In 2006, OfficeMax stores announced that they were eliminating mail-in rebates from their sales promotion in favor of instant rebates for their sale prices. The decision came after a year of working with rebate vendors and manufacturers to improve the rebate process and receiving "overwhelmingly negative feedback" from their customers about their rebate program.

Instead of checks, prepaid gift cards are being given by many stores. Merchants like these cards, as they cannot be redeemed for cash and must be spent. However, some states require that retailers redeem the card value for cash if it falls below a certain level, such as $5 in Washington state. Many sales people are not aware of this and will deny giving the refund. Consumers must be careful of expiration dates and read the fine print.
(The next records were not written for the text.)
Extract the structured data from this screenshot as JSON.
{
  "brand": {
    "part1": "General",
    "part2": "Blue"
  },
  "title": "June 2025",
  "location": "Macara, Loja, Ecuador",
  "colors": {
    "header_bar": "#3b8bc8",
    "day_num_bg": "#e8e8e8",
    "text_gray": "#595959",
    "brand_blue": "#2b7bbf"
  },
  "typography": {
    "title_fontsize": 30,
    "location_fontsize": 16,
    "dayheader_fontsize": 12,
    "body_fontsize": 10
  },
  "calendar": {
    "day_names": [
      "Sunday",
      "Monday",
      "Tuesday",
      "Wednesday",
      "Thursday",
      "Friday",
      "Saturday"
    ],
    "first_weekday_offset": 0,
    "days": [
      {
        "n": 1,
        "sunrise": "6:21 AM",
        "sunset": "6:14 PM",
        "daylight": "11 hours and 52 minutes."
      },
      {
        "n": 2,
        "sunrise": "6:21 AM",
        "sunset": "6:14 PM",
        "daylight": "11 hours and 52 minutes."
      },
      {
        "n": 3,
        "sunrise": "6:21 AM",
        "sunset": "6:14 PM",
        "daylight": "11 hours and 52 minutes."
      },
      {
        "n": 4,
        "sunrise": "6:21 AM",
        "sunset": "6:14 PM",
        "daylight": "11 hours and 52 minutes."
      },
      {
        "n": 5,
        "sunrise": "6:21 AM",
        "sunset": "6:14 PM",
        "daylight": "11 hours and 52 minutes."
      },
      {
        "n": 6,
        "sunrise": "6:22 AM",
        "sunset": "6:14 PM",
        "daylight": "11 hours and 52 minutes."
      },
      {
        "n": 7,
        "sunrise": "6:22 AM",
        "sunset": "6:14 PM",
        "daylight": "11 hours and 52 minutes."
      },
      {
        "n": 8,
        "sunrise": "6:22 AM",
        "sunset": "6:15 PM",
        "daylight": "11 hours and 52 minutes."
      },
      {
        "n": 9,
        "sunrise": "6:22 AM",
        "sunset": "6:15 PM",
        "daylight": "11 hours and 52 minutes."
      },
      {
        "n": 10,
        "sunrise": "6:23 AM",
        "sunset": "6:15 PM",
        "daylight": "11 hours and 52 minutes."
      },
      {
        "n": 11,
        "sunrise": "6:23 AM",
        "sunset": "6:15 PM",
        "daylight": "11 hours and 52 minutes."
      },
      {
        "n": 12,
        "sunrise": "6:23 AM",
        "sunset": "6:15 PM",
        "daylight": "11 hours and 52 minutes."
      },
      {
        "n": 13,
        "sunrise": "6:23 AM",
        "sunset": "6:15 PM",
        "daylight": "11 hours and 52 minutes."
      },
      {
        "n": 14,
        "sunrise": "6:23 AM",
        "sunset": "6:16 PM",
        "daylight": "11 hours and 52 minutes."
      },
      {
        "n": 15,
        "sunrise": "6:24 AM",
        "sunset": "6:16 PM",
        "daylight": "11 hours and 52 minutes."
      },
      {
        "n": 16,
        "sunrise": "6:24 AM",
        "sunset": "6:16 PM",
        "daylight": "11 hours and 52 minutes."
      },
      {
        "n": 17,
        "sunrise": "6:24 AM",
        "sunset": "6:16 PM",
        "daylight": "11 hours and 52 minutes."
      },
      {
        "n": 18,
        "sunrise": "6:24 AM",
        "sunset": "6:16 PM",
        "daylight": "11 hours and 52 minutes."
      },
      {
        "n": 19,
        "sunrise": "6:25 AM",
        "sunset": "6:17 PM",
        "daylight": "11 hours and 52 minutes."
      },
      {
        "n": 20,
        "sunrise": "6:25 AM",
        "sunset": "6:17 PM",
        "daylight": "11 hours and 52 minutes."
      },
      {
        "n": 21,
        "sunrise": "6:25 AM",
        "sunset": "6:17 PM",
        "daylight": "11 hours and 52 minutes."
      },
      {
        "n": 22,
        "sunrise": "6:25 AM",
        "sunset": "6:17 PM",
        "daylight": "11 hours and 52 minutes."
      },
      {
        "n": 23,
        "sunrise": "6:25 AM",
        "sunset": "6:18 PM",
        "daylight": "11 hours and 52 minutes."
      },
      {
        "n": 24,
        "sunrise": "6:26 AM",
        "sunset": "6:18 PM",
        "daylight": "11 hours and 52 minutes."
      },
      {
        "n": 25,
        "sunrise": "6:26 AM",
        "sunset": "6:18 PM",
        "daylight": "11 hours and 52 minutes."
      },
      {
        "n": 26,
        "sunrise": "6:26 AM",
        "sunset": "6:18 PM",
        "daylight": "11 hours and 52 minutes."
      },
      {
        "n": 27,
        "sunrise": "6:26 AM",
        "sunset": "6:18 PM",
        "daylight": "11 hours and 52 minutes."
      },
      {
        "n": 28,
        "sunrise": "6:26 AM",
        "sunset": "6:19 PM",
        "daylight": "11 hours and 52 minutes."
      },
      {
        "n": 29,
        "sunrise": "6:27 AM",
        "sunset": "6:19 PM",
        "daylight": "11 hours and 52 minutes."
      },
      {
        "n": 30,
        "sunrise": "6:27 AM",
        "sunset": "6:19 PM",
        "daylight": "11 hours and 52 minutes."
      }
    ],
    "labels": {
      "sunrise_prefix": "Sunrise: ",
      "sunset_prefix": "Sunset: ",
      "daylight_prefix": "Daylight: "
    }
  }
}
The typical American household that takes advantage of consumer rebates saves an average of $150 annually. More than $8 billion was issued back to American households in 2011 alone by rebate programs.

Cashback websites are third-party websites that allow consumers to purchase items from various e-shops through affiliate links. These cashback websites receive a commission from the e-shop and share a proportion of their commission with the consumer as a rebate. Cashback websites are gaining popularity as consumers can save money through using such websites. For example, in 2013, a cashback website paid around $41.6 million in rebates.